Massenexekutionen im September 1944
Kurz bevor sich die Deutschen Ende September 1944 in Richtung Bologna absetzten (Forli wurde am 8. November befreit), ermordeten Mitglieder der SS noch viele ihrer Gefangenen. Die inhaftierten politischen Gefangenen und Jüdinnen und Juden wurden an drei Tagen - am 5., 17. und 25. September - an den Rand des Flugplatzes gefahren, dort exekutiert und anschließend in Bombentrichtern verscharrt.
Obwohl die Verantwortlichen für diese Massenexekutionen direkt nach der Befreiung den britschen Ermittlern namentlich bekannt gegeben wurden, verschwanden die Akten später wie circa 700 andere zur „vorläufigen Archivierung" im „Schrank der Schande". Die „Wiederentdeckung“ der Ermittlungsakten führte im Jahr 1996 zur Wiederaufnahme der Ermittlungen beim Militärtribunal von La Spezia, die - nachdem mittlerweile alle mutmaßlichen Täter verstorben waren - im Jahr 2003 eingestellt wurden.
Die lange vergessenen Exekutionen von 19 Jüdinnen und Juden in Forli (Sarfatti, S. 311; 18 nach „Atlante delle Stragi Naziste e Fasciste in Italia") zählen heute neben jenen vom Lago Maggiore (u.a. in Meina) und in den Ardeatinischen Höhlen in Rom zu den schwersten Verbrechen der Deutschen an Juden auf italienischem Boden.
Gedenken
Parco della Resistenza
Im Parco della Resistenza steht eine Bronzeskulptur in Erinnerung an die in deutschen Konzentrations- und Vernichtungslagern umgebrachten Menschen.
Piazza Saffi
Sacrario dei Caduti per la Libertà 1943-1945
Zum 20. Jahrestag der Befreiung Italiens von der deutschen Besatzung wurde im Jahr 1965 im Kreuzgang der Chiesa di San Mercuriale das Sacrario dei Caduti per la Libertà errichtet.

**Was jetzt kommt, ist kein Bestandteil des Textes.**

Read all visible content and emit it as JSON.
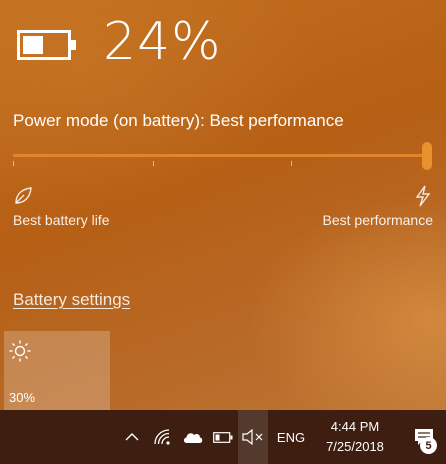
{
  "battery": {
    "percent_label": "24%",
    "level": 0.24
  },
  "power_mode": {
    "title": "Power mode (on battery): Best performance",
    "slider_value": 1.0,
    "left_label": "Best battery life",
    "right_label": "Best performance",
    "left_icon": "leaf-icon",
    "right_icon": "bolt-icon"
  },
  "battery_settings_link": "Battery settings",
  "brightness_tile": {
    "icon": "sun-icon",
    "label": "30%"
  },
  "taskbar": {
    "language": "ENG",
    "time": "4:44 PM",
    "date": "7/25/2018",
    "notification_count": "5",
    "icons": [
      "chevron-up-icon",
      "wifi-icon",
      "onedrive-cloud-icon",
      "battery-icon",
      "volume-muted-icon",
      "action-center-icon"
    ]
  },
  "colors": {
    "accent": "#e2872c",
    "taskbar": "#3d1e10"
  }
}
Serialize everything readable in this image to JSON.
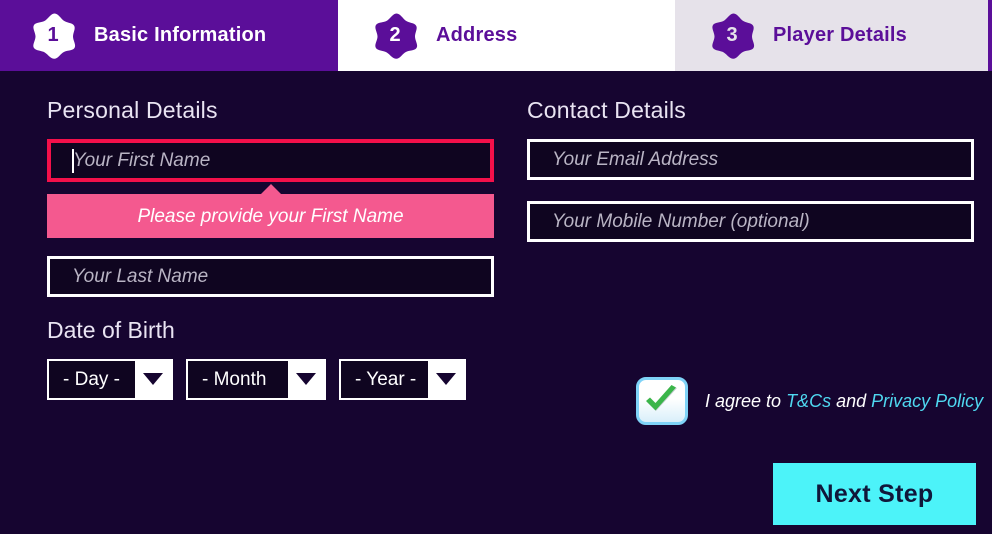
{
  "steps": [
    {
      "number": "1",
      "label": "Basic Information",
      "state": "active"
    },
    {
      "number": "2",
      "label": "Address",
      "state": "upcoming"
    },
    {
      "number": "3",
      "label": "Player Details",
      "state": "upcoming"
    }
  ],
  "personal": {
    "heading": "Personal Details",
    "first_name": {
      "value": "",
      "placeholder": "Your First Name"
    },
    "error_message": "Please provide your First Name",
    "last_name": {
      "value": "",
      "placeholder": "Your Last Name"
    }
  },
  "dob": {
    "heading": "Date of Birth",
    "day": "- Day -",
    "month": "- Month",
    "year": "- Year -"
  },
  "contact": {
    "heading": "Contact Details",
    "email": {
      "value": "",
      "placeholder": "Your Email Address"
    },
    "mobile": {
      "value": "",
      "placeholder": "Your Mobile Number (optional)"
    }
  },
  "terms": {
    "checked": true,
    "prefix": "I agree to ",
    "link_tcs": "T&Cs",
    "middle": " and ",
    "link_privacy": "Privacy Policy"
  },
  "actions": {
    "next_label": "Next Step"
  },
  "colors": {
    "page_background": "#160530",
    "step_active": "#5b0e99",
    "step_upcoming_bg": "#ffffff",
    "step_last_bg": "#e6e2ea",
    "field_fill": "#0f0520",
    "field_border": "#ffffff",
    "error_border": "#f4104a",
    "error_tooltip": "#f4598f",
    "link": "#4fd8f0",
    "next_button": "#4cf3f9",
    "next_button_text": "#10173a",
    "check_green": "#3bb54a"
  }
}
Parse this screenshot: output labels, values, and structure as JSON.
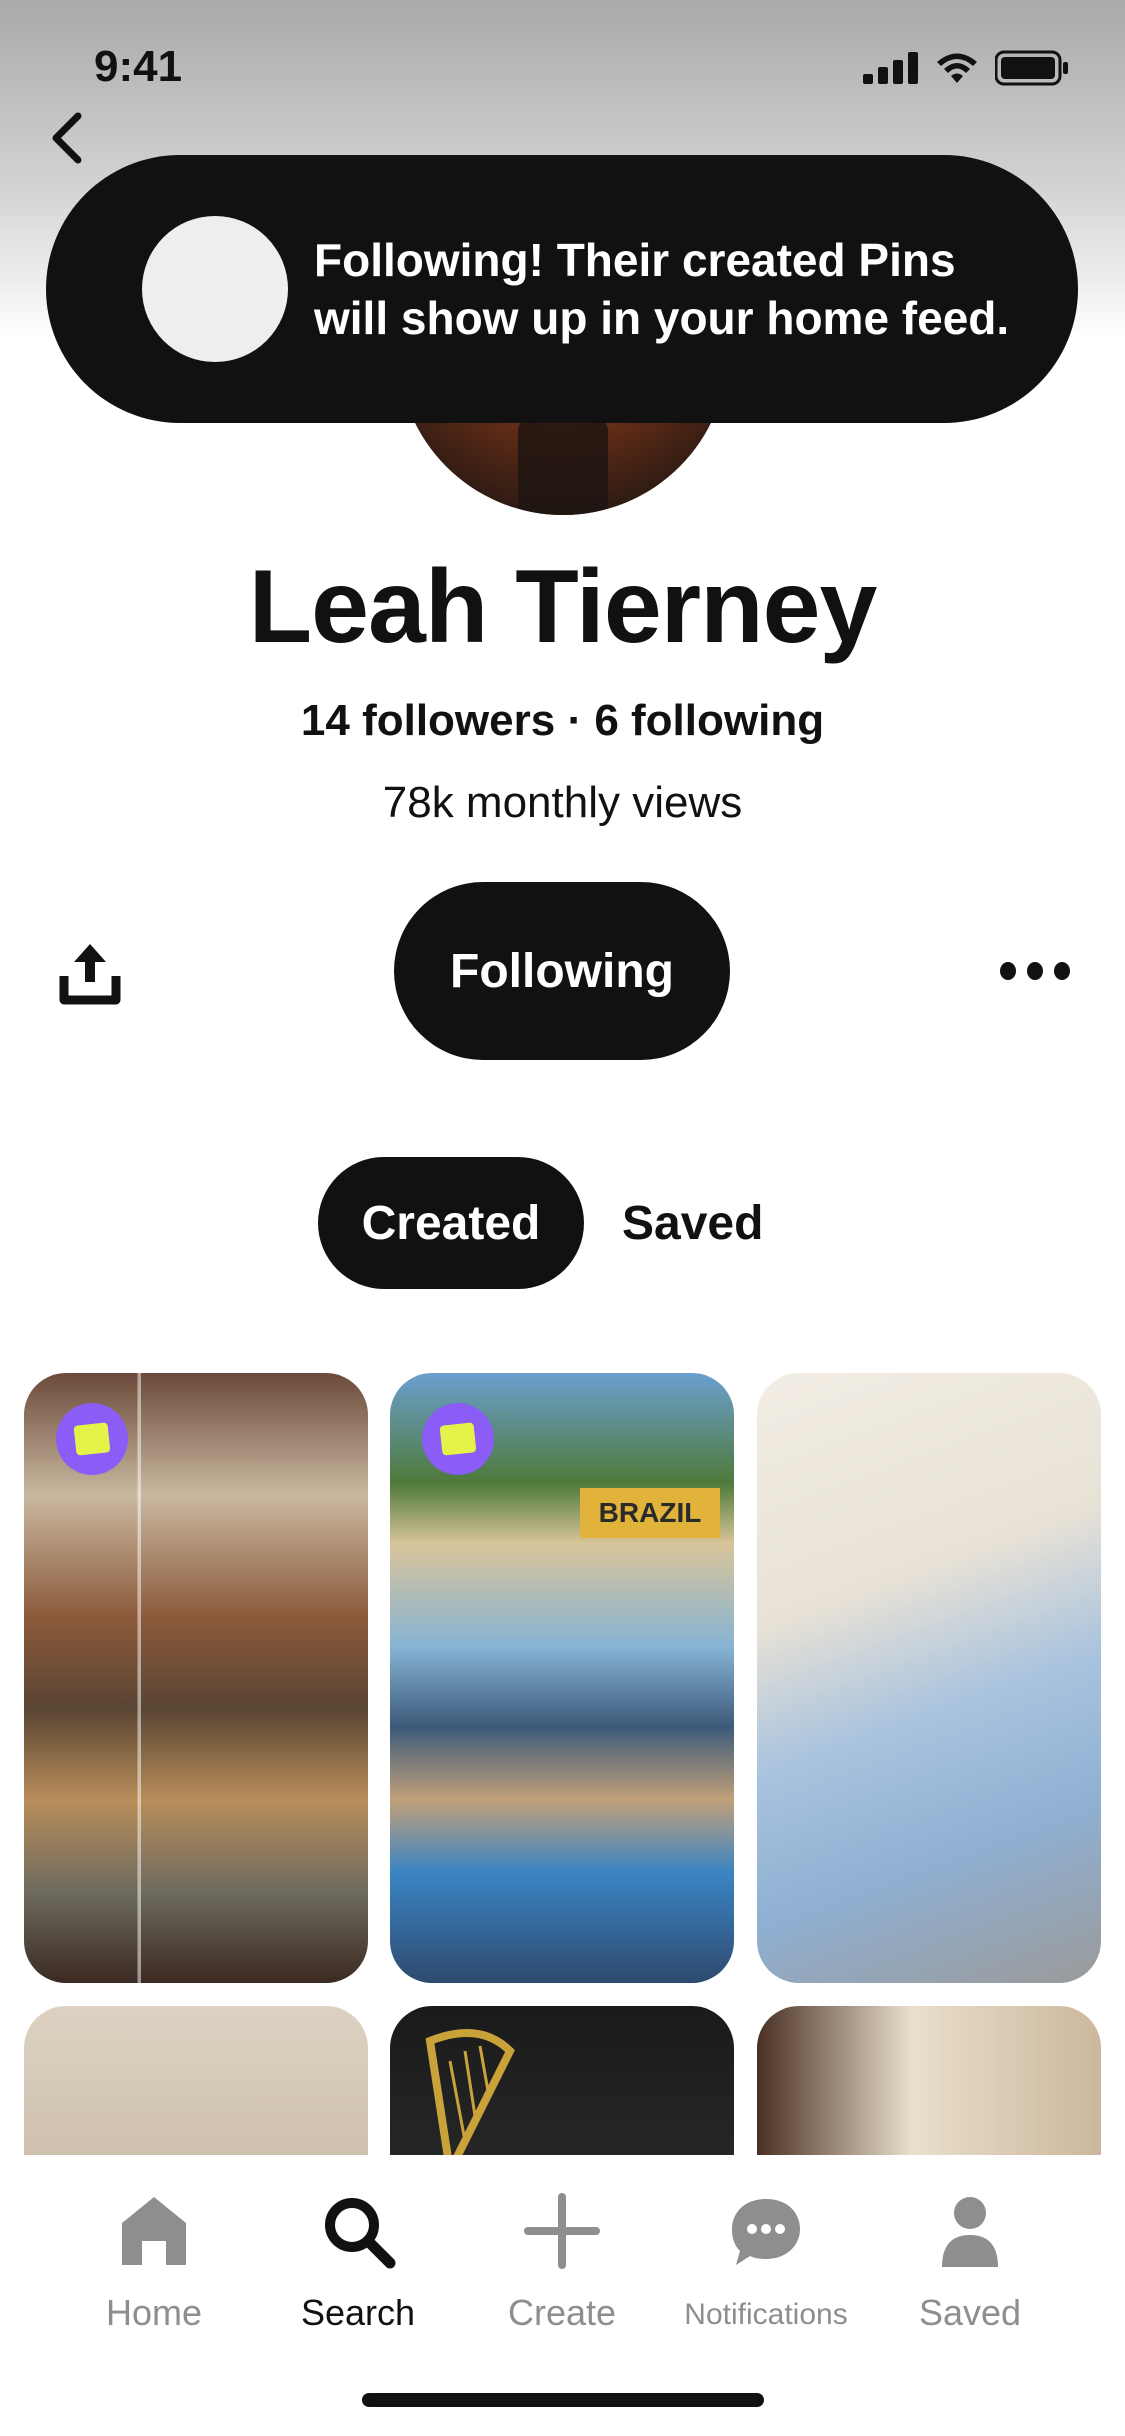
{
  "status_bar": {
    "time": "9:41"
  },
  "toast": {
    "message": "Following! Their created Pins will show up in your home feed."
  },
  "profile": {
    "name": "Leah Tierney",
    "stats": "14 followers · 6 following",
    "views": "78k monthly views"
  },
  "actions": {
    "follow_label": "Following"
  },
  "tabs": {
    "created": "Created",
    "saved": "Saved"
  },
  "pins": {
    "brazil_sign": "BRAZIL"
  },
  "tabbar": {
    "items": [
      {
        "label": "Home"
      },
      {
        "label": "Search"
      },
      {
        "label": "Create"
      },
      {
        "label": "Notifications"
      },
      {
        "label": "Saved"
      }
    ],
    "active": "Search"
  }
}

Hier wird der 465 Opfer des Befreiungskrieges der Provinz Forli gedacht.
Gedenken an Silvio Corbari, Iris Versari, Adriano Casadei, Arturo Spazzoli
An einem der gusseisernen Laternenpfähle auf der Piazza Saffi, an dem die Leichen von Silvio Corbari, Iris Versari, Adriano Casadei und Arturo Spazzoli nach dem 18. August 1944 tagelang hingen, befindet sich eine Gedenktafel für die vier umgebrachten Mitglieder der Partisanen-Brigade „Corbari".
Neben dem Eingang zum Rathaus von Ravenna ist eine weitere Gedenktafel für die Vier angebracht.
Gestapo-Hauptquartier
In der Viale Salinatore 24 hatten Gestapo und SS-Sicherheitsdienst (SD) in Forli ihr Hauptquartier. Eine Gedenktafel erinnert an die von dort ausgehende erbarmungslose Jagd auf Juden, politische Gegner und Partisanen.
Ex-Internierungslager Corso Armando Diaz
Am Corso Armando Diaz 79 erinnert eine Gedenkstele daran, dass im ehemaligen Albergo „Commercio" ein Internierungslager für Jüdinnen und Juden untergebracht war, die von dort aus in den Tod geschickt wurden.
Ronco di Forli - Flughafen Forli
In der Via Carlo Seganti wurde im Jahr 1955 am Ort des Geschehens eine Gedenktafel für die Opfer der Massenexekution vom 5. September 1944 aufgestellt. Sämtlicher Opfer der drei Exekutionen vom 5., 17. und 25. September 1944 wird mit einer im Jahr 2007 errichteten Gedenkstätte auf dem Friedhof von Forli gedacht.
Auf der gegenüberliegenden Straßenseite erinnert eine weitere Gedenkstätte an die Opfer der „Vergeltungsaktion", bei der am 29. Juni 1944 10 Partisanen der 28. Brigata Garibaldi ermordet wurden.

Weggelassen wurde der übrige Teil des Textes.